Long ago it was suggested that the very low rate of drunkenness among Jews resulted from a fear of persecution. So AA students may drink less to avoid negative actions.
Perceived Racial Discrimination and Drinking Behaviors
In this study, as in others, AA students were more likely to abstain than whites. They were also less likely to engage in heavy episodic drinking than whites. (Often misleadingly called binge drinking.)
Items that measured perceived racial discrimination in alcohol use contexts were used. AA students who believed their drinking will solicit race-based police bias had different drinking patterns. They were more likely to abstain from alcohol. They were also less likely to engage in heavy episodic drinking.
Other possible reasons exist. They might include religion, social or economic status, and parental drinking patterns. Also group identifications, anticipatory socialization, and so on.
African American = AA
- Wade, J., and Peralta, R. Perceived racial discrimination, heavy episodic drinking, and alcohol abstinence among AA and white college students. J Ethn Subst Abuse, 15, 1-16.
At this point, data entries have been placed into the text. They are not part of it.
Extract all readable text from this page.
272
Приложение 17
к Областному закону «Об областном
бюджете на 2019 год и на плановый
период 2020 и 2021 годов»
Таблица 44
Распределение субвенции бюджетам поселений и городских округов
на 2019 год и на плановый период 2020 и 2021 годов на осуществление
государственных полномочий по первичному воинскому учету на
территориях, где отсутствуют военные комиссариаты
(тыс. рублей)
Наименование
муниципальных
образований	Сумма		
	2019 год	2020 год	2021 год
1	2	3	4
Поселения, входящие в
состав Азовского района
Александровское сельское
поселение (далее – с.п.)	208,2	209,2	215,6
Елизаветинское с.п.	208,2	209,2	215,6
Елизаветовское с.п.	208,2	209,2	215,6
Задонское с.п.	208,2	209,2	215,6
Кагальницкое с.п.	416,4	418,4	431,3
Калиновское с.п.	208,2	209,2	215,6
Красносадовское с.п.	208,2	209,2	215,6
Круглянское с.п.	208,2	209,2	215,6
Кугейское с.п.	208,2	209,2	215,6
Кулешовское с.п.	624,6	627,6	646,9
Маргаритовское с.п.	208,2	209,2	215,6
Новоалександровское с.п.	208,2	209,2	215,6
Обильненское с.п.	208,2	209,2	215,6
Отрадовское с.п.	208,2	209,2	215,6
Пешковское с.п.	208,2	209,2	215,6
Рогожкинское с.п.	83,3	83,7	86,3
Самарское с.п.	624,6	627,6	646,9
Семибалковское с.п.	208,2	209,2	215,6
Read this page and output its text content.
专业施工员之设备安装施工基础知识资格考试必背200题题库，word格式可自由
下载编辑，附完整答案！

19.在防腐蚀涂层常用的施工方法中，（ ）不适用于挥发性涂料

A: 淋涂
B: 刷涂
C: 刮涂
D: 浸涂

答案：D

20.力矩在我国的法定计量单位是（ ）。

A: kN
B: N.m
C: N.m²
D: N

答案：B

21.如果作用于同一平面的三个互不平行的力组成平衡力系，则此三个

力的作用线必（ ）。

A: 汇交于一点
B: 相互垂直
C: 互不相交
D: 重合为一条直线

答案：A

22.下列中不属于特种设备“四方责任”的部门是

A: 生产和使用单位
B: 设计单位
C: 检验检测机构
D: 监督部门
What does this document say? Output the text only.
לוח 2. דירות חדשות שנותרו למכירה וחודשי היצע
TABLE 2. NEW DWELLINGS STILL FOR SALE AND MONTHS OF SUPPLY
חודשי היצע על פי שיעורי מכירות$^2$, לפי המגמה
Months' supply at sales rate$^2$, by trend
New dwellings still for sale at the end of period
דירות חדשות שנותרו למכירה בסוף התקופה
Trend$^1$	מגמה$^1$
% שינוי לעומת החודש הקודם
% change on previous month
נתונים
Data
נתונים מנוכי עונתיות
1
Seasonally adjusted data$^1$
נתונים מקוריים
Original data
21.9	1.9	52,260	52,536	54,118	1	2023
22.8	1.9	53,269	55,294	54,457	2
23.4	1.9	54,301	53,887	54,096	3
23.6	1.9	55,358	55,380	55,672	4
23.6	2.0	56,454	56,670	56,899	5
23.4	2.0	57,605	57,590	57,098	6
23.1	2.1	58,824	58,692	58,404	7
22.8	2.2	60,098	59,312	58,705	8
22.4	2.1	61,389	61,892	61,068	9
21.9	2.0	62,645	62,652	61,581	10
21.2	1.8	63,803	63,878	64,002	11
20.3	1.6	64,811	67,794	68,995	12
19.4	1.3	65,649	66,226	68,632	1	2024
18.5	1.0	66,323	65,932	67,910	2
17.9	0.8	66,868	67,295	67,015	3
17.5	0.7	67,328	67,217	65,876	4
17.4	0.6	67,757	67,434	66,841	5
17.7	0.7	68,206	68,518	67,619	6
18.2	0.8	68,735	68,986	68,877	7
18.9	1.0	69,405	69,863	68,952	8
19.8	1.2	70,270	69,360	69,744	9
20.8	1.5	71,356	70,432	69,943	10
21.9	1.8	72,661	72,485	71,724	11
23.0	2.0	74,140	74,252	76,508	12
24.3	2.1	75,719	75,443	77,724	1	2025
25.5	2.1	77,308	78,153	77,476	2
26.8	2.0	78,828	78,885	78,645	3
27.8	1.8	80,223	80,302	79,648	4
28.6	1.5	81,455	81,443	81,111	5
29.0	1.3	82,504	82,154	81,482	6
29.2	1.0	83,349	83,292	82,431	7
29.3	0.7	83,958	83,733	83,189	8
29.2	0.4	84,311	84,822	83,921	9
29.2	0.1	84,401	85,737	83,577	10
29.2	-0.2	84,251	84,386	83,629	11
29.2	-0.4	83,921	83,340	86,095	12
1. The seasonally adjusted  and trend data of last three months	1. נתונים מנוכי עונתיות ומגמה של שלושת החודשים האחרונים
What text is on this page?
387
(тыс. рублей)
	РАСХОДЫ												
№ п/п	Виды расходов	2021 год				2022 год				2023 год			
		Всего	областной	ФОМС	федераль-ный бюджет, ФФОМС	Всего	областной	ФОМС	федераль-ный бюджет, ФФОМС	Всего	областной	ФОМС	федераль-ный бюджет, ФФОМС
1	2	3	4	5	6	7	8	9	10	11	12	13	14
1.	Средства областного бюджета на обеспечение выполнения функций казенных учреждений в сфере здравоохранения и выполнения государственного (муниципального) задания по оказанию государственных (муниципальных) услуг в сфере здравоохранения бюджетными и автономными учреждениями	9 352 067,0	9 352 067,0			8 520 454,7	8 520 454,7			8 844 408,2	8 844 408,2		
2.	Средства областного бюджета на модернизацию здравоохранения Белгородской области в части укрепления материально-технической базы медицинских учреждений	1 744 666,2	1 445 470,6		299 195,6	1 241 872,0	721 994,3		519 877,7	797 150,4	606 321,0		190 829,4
- Clark, T., and Nguyen A. Family factors and substance use among AA teens. J Drug Issues, 42(4), 358-372.
- Clark, T., et al. Understanding the dimensions of parental influence on drug use among AA adolescents. Soc Work Res, 35, 13-16.
- Neblett, E., et al. AA adolescents’ discrimination experiences and academic achievement. J Black Psych, 32, 199-218.
- Watt, T. The race/ethnic age crossover effect in drug use and heavy drinking. J Eth Sub Abuse, 7(1), 93-114.